L’Encyclopédie/1re édition/OBLIAGE

OBLIAGE, s. m. (Jurisprud.) est une redevance annuelle dûe en certains lieux au seigneur. Quelques uns ont prétendu qu’obliage se ditoit pour oubliage, & que ce terme venoit d’oubli ; c’est ainsi que l’interprete de la coutume de Blois, sur l’art. 40, dit que l’obliage est l’amende que le sujet doit à son seigneur, pour ne lui avoir pas payé la rente ou devoir annuel au jour accoutumé, & pour l’avoir oublié. En effet, les cens & rentes emportent communément une amende faute de payement ; mais M. de Lauriere remarque avec raison que c’est une imagination ridicule de faire venir obliage du mot oubli.

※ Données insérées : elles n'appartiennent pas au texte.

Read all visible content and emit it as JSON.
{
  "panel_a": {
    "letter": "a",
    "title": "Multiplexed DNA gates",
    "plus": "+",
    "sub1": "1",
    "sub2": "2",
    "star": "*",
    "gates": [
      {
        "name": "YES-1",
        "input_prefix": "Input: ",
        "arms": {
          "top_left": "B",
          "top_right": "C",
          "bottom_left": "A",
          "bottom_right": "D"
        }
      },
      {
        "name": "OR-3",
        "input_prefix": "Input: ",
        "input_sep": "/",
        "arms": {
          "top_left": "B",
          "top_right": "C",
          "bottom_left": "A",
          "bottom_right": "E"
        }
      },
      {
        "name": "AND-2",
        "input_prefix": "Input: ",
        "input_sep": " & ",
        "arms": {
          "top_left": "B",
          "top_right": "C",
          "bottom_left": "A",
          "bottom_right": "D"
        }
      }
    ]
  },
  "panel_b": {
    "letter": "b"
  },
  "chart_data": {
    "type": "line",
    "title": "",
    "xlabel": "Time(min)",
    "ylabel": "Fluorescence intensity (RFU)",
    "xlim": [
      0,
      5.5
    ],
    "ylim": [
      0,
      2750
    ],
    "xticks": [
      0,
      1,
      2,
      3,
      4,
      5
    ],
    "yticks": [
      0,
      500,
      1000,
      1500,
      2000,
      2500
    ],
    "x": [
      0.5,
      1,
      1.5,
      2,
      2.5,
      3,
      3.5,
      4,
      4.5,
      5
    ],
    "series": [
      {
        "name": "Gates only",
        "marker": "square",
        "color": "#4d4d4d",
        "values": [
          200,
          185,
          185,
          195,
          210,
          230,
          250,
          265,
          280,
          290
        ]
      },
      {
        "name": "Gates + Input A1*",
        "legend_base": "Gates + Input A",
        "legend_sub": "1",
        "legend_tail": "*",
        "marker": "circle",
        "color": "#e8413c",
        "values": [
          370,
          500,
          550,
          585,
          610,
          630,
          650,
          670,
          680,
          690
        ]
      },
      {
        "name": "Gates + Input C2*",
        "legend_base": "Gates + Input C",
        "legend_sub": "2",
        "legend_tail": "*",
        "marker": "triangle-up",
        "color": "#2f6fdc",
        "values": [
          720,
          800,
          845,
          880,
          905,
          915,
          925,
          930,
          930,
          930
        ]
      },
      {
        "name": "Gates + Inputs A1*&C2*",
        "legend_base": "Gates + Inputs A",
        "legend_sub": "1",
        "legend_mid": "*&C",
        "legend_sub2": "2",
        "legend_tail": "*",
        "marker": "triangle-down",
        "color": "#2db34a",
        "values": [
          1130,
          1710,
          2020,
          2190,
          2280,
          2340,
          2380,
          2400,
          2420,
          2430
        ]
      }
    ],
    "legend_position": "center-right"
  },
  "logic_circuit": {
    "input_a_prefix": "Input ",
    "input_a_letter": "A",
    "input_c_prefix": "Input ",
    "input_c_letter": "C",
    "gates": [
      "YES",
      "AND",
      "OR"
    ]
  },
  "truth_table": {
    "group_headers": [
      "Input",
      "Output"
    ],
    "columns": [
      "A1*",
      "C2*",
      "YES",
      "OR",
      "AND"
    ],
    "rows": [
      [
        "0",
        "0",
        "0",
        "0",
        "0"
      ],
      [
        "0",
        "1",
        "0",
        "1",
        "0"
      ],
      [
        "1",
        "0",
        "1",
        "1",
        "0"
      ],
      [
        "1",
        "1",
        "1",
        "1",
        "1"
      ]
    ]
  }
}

Le droit appellé obliage vient du latin oblata. C’étoit le nom que l’on donnoit autrefois aux pains qui étoient présentés pour la communion, ainsi qu’il se voit dans le seizieme concile de Tolede, ch. xvj.

On donna aussi le même nom à des pains ronds & plats que les sujets étoient tenus de présenter à leur seigneur. Ces pains furent appellés oblata quasi munera oblata, seu oblationes ab offerendo, à cause qu’ils étoient présentés au seigneur, & peut être aussi parce qu’ils étoient à l’instar de ceux que l’on donnoit pour la communion. On les appella en françois oblies, & par corruption oublies ; c’est de-là qu’on appelle oublies ces menues pâtisseries rondes & plates que les pâtissiers font avec de la farine & du miel ; & c’est aussi de-là que les pâtissiers sont appellés oblayers dans le livre noir du chatelet.

Du mot oblie l’on fit obliage & oubliage, pour exprimer la redevance des oublies ou pains dûs au seigneur ; & en effet, dans la coutume de Dunois, pains & oublies sont employés indifféremment & dans la même signification.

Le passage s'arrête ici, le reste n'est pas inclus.